Using a natural backdrop of the Nevada Veterans Memorial behind the Capitol, Brig. Gen. William R. Burks, the adjutant general, noted the significance of the flag after Nevada gained admission on Oct. 31, 1864. He called the memorial hallow ground with the remembrance of the World War II battleship USS Nevada and the Battle Born Memorial for the state’s fallen. The 36-star hand-painted American flag that waved over Fort Ruby was brought out of “The Vault” for display.
When troops raised the first flag with 36 stars at the remote outpost that provided watch over the Overland Trail in White Pine County, Burks wondered what the soldiers at time — numbering between 100 to 300 — were thinking.
“Fort Ruby was not an ideal location for most soldiers in the Civil War,” Burks said, adding the small installation gained a reputation as the “Worst Post in the West.” “Most soldiers preferred to be on the East Coast.”
Burks said the 36-star flag increased patriotism and represented the young nation’s ideals even when volunteers manned Fort Ruby after the Civil War.

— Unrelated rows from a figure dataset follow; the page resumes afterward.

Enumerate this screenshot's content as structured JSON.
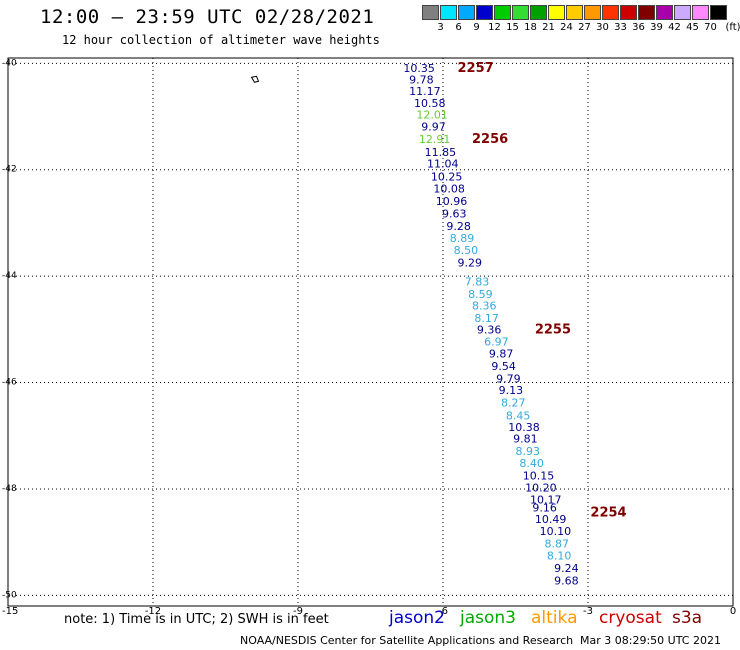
{
  "title": "12:00 – 23:59 UTC 02/28/2021",
  "subtitle": "12 hour collection of altimeter wave heights",
  "colorbar": {
    "unit_label": "(ft)",
    "ticks": [
      "3",
      "6",
      "9",
      "12",
      "15",
      "18",
      "21",
      "24",
      "27",
      "30",
      "33",
      "36",
      "39",
      "42",
      "45",
      "70"
    ],
    "colors": [
      "#808080",
      "#00e5ff",
      "#00aaff",
      "#0000cc",
      "#00cc00",
      "#33dd33",
      "#00a000",
      "#ffff00",
      "#ffcc00",
      "#ff9900",
      "#ff3300",
      "#cc0000",
      "#800000",
      "#aa00aa",
      "#ccaaff",
      "#ff88ff",
      "#000000"
    ]
  },
  "map": {
    "lon_range": [
      -15,
      0
    ],
    "lat_range": [
      -50.2,
      -39.9
    ],
    "lon_ticks": [
      {
        "value": -12,
        "label": "-12"
      },
      {
        "value": -9,
        "label": "-9"
      },
      {
        "value": -6,
        "label": "-6"
      },
      {
        "value": -3,
        "label": "-3"
      },
      {
        "value": 0,
        "label": "0"
      }
    ],
    "lat_ticks": [
      {
        "value": -40,
        "label": "-40"
      },
      {
        "value": -42,
        "label": "-42"
      },
      {
        "value": -44,
        "label": "-44"
      },
      {
        "value": -46,
        "label": "-46"
      },
      {
        "value": -48,
        "label": "-48"
      },
      {
        "value": -50,
        "label": "-50"
      }
    ],
    "corner_label": "-15",
    "island": {
      "lon": -9.9,
      "lat": -40.3
    },
    "satellite_colors": {
      "jason2": "#0000cc",
      "jason3": "#00aa00",
      "altika": "#ff9900",
      "cryosat": "#cc0000",
      "s3a": "#800000"
    },
    "heights": [
      {
        "lon": -6.82,
        "lat": -40.16,
        "text": "10.35",
        "color": "#00008b"
      },
      {
        "lon": -6.7,
        "lat": -40.38,
        "text": "9.78",
        "color": "#00008b"
      },
      {
        "lon": -6.7,
        "lat": -40.6,
        "text": "11.17",
        "color": "#00008b"
      },
      {
        "lon": -6.6,
        "lat": -40.82,
        "text": "10.58",
        "color": "#00008b"
      },
      {
        "lon": -6.55,
        "lat": -41.04,
        "text": "12.01",
        "color": "#66cc33"
      },
      {
        "lon": -6.45,
        "lat": -41.26,
        "text": "9.97",
        "color": "#00008b"
      },
      {
        "lon": -6.5,
        "lat": -41.5,
        "text": "12.91",
        "color": "#66cc33"
      },
      {
        "lon": -6.38,
        "lat": -41.74,
        "text": "11.85",
        "color": "#00008b"
      },
      {
        "lon": -6.33,
        "lat": -41.96,
        "text": "11.04",
        "color": "#00008b"
      },
      {
        "lon": -6.25,
        "lat": -42.2,
        "text": "10.25",
        "color": "#00008b"
      },
      {
        "lon": -6.2,
        "lat": -42.43,
        "text": "10.08",
        "color": "#00008b"
      },
      {
        "lon": -6.15,
        "lat": -42.66,
        "text": "10.96",
        "color": "#00008b"
      },
      {
        "lon": -6.02,
        "lat": -42.9,
        "text": "9.63",
        "color": "#00008b"
      },
      {
        "lon": -5.93,
        "lat": -43.13,
        "text": "9.28",
        "color": "#00008b"
      },
      {
        "lon": -5.86,
        "lat": -43.36,
        "text": "8.89",
        "color": "#33aadd"
      },
      {
        "lon": -5.78,
        "lat": -43.58,
        "text": "8.50",
        "color": "#33aadd"
      },
      {
        "lon": -5.7,
        "lat": -43.82,
        "text": "9.29",
        "color": "#00008b"
      },
      {
        "lon": -5.55,
        "lat": -44.18,
        "text": "7.83",
        "color": "#33aadd"
      },
      {
        "lon": -5.48,
        "lat": -44.41,
        "text": "8.59",
        "color": "#33aadd"
      },
      {
        "lon": -5.4,
        "lat": -44.63,
        "text": "8.36",
        "color": "#33aadd"
      },
      {
        "lon": -5.35,
        "lat": -44.86,
        "text": "8.17",
        "color": "#33aadd"
      },
      {
        "lon": -5.3,
        "lat": -45.08,
        "text": "9.36",
        "color": "#00008b"
      },
      {
        "lon": -5.15,
        "lat": -45.3,
        "text": "6.97",
        "color": "#33aadd"
      },
      {
        "lon": -5.05,
        "lat": -45.53,
        "text": "9.87",
        "color": "#00008b"
      },
      {
        "lon": -5.0,
        "lat": -45.76,
        "text": "9.54",
        "color": "#00008b"
      },
      {
        "lon": -4.9,
        "lat": -46.0,
        "text": "9.79",
        "color": "#00008b"
      },
      {
        "lon": -4.85,
        "lat": -46.22,
        "text": "9.13",
        "color": "#00008b"
      },
      {
        "lon": -4.8,
        "lat": -46.45,
        "text": "8.27",
        "color": "#33aadd"
      },
      {
        "lon": -4.7,
        "lat": -46.69,
        "text": "8.45",
        "color": "#33aadd"
      },
      {
        "lon": -4.65,
        "lat": -46.91,
        "text": "10.38",
        "color": "#00008b"
      },
      {
        "lon": -4.55,
        "lat": -47.13,
        "text": "9.81",
        "color": "#00008b"
      },
      {
        "lon": -4.5,
        "lat": -47.36,
        "text": "8.93",
        "color": "#33aadd"
      },
      {
        "lon": -4.42,
        "lat": -47.59,
        "text": "8.40",
        "color": "#33aadd"
      },
      {
        "lon": -4.35,
        "lat": -47.82,
        "text": "10.15",
        "color": "#00008b"
      },
      {
        "lon": -4.3,
        "lat": -48.05,
        "text": "10.20",
        "color": "#00008b"
      },
      {
        "lon": -4.2,
        "lat": -48.27,
        "text": "10.17",
        "color": "#00008b"
      },
      {
        "lon": -4.15,
        "lat": -48.42,
        "text": "9.16",
        "color": "#00008b"
      },
      {
        "lon": -4.1,
        "lat": -48.64,
        "text": "10.49",
        "color": "#00008b"
      },
      {
        "lon": -4.0,
        "lat": -48.87,
        "text": "10.10",
        "color": "#00008b"
      },
      {
        "lon": -3.9,
        "lat": -49.1,
        "text": "8.87",
        "color": "#33aadd"
      },
      {
        "lon": -3.85,
        "lat": -49.33,
        "text": "8.10",
        "color": "#33aadd"
      },
      {
        "lon": -3.7,
        "lat": -49.56,
        "text": "9.24",
        "color": "#00008b"
      },
      {
        "lon": -3.7,
        "lat": -49.8,
        "text": "9.68",
        "color": "#00008b"
      }
    ],
    "time_labels": [
      {
        "lon": -5.7,
        "lat": -40.16,
        "text": "2257"
      },
      {
        "lon": -5.4,
        "lat": -41.5,
        "text": "2256"
      },
      {
        "lon": -4.1,
        "lat": -45.08,
        "text": "2255"
      },
      {
        "lon": -2.95,
        "lat": -48.52,
        "text": "2254"
      }
    ]
  },
  "note": "note: 1) Time is in UTC; 2) SWH is in feet",
  "legend": [
    {
      "name": "jason2",
      "color": "#0000cc"
    },
    {
      "name": "jason3",
      "color": "#00aa00"
    },
    {
      "name": "altika",
      "color": "#ff9900"
    },
    {
      "name": "cryosat",
      "color": "#cc0000"
    },
    {
      "name": "s3a",
      "color": "#800000"
    }
  ],
  "credit": "NOAA/NESDIS Center for Satellite Applications and Research",
  "timestamp": "Mar  3 08:29:50 UTC 2021"
}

Burks referred to President Ronald Reagan, who spoke at the 100th flag birthday in 1984, as saying, “The ideals for which our flag stands still challenge our nation.” Furthermore, Reagan said, “The flag represents our men and women who fight the enemy.”
While Burks discussed Nevada’s statehood and the symbolism of the flag more than 150 years ago, Sgt. Maj. Jared Kopacki focused on the recent 75th anniversary of Operation Overload or the D-Day invasion on June 6, 1944. As the Normandy invasion unfolded, Kopacki said 13,000 Army airborne troops parachuted behind enemy lines. Later that morning, more than 57,000 soldiers landed at the numerous beaches, braved enemy fire and then crossed into enemy-held land. For the thousands who died that day, Kopacki said they showed bravery and selfless commitment to this country.
Kopacki also considered it coincidental that on D-Day, the USS Nevada supported the landings at Utah Beach as one of the many allied ships bombing the shore. Over time, Kopacki said the Army mission remains constant to deploy, fight and win our nation’s wars by securing land across “the full spectrum of conflict.”
During his career, Kopacki said he’s heard the older veterans say “never again” when referring to another big war, but he also mentioned the United States’ military stands ready to face future adversaries just like the soldiers, marines and sailors did in 1944.
“Many lessons from D-Day are timeless,” he added.
Arainna Bennett, a KTVN television news anchor, emceed the event, the Nevada Army National Guard color guard presented and retired the colors, the Nevada Air Guard NCO Academy Graduates Association participated in a Five-flag Ceremony recognizing the flags from the colonial days to the current Stars and Stripes. Air Guard Staff. Sgt. Mariah Connell played the Army song on the bagpipes and Spec. Jonnie Blake sung the national anthem.